In this month's Tiobe index of language popularity, Hack cracked the top 50 for the first time, coming in 47th place albeit with a rating of just .325 percent. Still, showing up on the index means that developers are starting to take notice.
Hack is more scalable, faster and safer than PHP, a report accompanying the index emphasizes. "The Hack programming language contains modern programming paradigms such as generics, nullable types and collections," Tiobe said. "The big question is of course: can Hack replace PHP in the future? Deployability is still quite hard (e.g. because it is not available on hosted web servers by default), otherwise it could certainly become PHP's successor."
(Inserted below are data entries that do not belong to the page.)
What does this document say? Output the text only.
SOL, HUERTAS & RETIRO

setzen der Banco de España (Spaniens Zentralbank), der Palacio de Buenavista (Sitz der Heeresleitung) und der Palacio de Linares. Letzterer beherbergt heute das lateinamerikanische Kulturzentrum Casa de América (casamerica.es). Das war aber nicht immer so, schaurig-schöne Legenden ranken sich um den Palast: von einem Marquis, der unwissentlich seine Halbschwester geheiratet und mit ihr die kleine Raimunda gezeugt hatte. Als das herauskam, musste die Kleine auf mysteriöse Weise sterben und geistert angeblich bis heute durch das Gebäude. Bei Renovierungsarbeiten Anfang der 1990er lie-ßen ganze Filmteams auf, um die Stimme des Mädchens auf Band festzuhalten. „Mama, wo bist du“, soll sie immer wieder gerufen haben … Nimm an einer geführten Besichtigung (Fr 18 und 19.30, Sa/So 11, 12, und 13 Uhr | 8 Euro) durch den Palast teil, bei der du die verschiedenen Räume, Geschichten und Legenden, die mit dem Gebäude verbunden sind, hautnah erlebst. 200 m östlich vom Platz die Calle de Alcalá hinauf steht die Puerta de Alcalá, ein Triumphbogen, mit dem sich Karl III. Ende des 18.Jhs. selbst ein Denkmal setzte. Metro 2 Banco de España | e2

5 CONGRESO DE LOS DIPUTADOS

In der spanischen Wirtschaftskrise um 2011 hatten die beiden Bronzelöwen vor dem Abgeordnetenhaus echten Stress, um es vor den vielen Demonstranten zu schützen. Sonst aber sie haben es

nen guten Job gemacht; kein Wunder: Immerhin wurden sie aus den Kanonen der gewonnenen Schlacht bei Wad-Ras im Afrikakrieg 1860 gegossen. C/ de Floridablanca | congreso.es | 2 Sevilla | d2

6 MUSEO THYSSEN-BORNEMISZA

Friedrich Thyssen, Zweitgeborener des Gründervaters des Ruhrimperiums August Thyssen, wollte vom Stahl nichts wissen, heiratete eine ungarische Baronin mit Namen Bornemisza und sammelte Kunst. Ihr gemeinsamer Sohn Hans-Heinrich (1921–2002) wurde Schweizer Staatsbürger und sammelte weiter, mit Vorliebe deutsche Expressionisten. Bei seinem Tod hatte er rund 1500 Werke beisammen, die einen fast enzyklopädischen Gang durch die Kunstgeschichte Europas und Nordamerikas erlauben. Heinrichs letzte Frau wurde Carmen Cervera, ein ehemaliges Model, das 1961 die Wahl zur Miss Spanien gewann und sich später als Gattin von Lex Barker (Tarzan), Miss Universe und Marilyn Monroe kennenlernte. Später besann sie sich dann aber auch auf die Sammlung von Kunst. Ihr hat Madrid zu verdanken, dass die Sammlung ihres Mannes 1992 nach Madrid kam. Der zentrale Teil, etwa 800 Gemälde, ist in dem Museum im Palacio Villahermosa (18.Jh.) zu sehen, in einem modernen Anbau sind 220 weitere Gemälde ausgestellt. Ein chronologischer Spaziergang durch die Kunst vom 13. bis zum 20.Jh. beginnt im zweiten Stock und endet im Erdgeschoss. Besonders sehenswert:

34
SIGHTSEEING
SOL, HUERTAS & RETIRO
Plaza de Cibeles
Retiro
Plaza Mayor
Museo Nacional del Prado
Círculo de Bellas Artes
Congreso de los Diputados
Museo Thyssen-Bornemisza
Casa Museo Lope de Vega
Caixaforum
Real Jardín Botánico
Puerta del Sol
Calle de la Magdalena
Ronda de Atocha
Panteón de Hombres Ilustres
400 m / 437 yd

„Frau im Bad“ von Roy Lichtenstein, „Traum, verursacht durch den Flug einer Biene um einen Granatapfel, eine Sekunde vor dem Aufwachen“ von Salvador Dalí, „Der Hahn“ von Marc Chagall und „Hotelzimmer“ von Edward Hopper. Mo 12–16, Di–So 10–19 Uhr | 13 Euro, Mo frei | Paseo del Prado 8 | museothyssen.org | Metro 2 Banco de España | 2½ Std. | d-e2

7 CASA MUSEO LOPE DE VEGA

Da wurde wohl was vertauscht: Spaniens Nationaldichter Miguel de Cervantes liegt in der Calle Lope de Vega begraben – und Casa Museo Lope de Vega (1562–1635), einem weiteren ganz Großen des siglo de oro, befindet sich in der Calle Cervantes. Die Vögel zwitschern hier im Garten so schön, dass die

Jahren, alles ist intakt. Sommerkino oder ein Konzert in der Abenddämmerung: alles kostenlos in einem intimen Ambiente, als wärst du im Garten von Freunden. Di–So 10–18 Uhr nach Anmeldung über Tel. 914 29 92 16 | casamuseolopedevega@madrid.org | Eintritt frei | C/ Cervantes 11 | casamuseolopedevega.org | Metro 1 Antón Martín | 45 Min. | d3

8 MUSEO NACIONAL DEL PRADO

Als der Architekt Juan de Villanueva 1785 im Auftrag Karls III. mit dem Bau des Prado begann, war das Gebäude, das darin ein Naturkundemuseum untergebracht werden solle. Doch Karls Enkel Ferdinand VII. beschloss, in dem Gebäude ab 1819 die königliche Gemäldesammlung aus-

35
ActionScript and Clojure also entered the top 50 this month, ranked 44th and 49th, respectively with ratings of .342 percent and .262 percent.Â
While languages like Java, C and C++ take the top spots in the monthly index with regularity, other languages, such as D, Dart, Scala, and Rust surface in the index's second tier, which ranks languages from 21st to 50th. The D systems programming language, ranked 22nd this month with a rating of 1.413 percent, may see its fortunes rising soon, with the language's compiler having just gone open source. "Open-sourcing language implementations is always a good thing to become more popular," said Paul Jansen, managing director at Tiobe. "The main reason is that the community has more confidence in the future of such a language because if the initial developers step out, somebody else can take over."
Scala, ranked 31st with a .727 percent rating this month, has a realistic chance of breaking the top 20, said Jansen, though the object-oriented functional language, initially built for the JVM, has been mired in the top 20-40 space for many years. Meanwhile, the Mozilla-sponsored Rust systems language continued its steady gains and was ranked 41st this month with a rating .375 percent.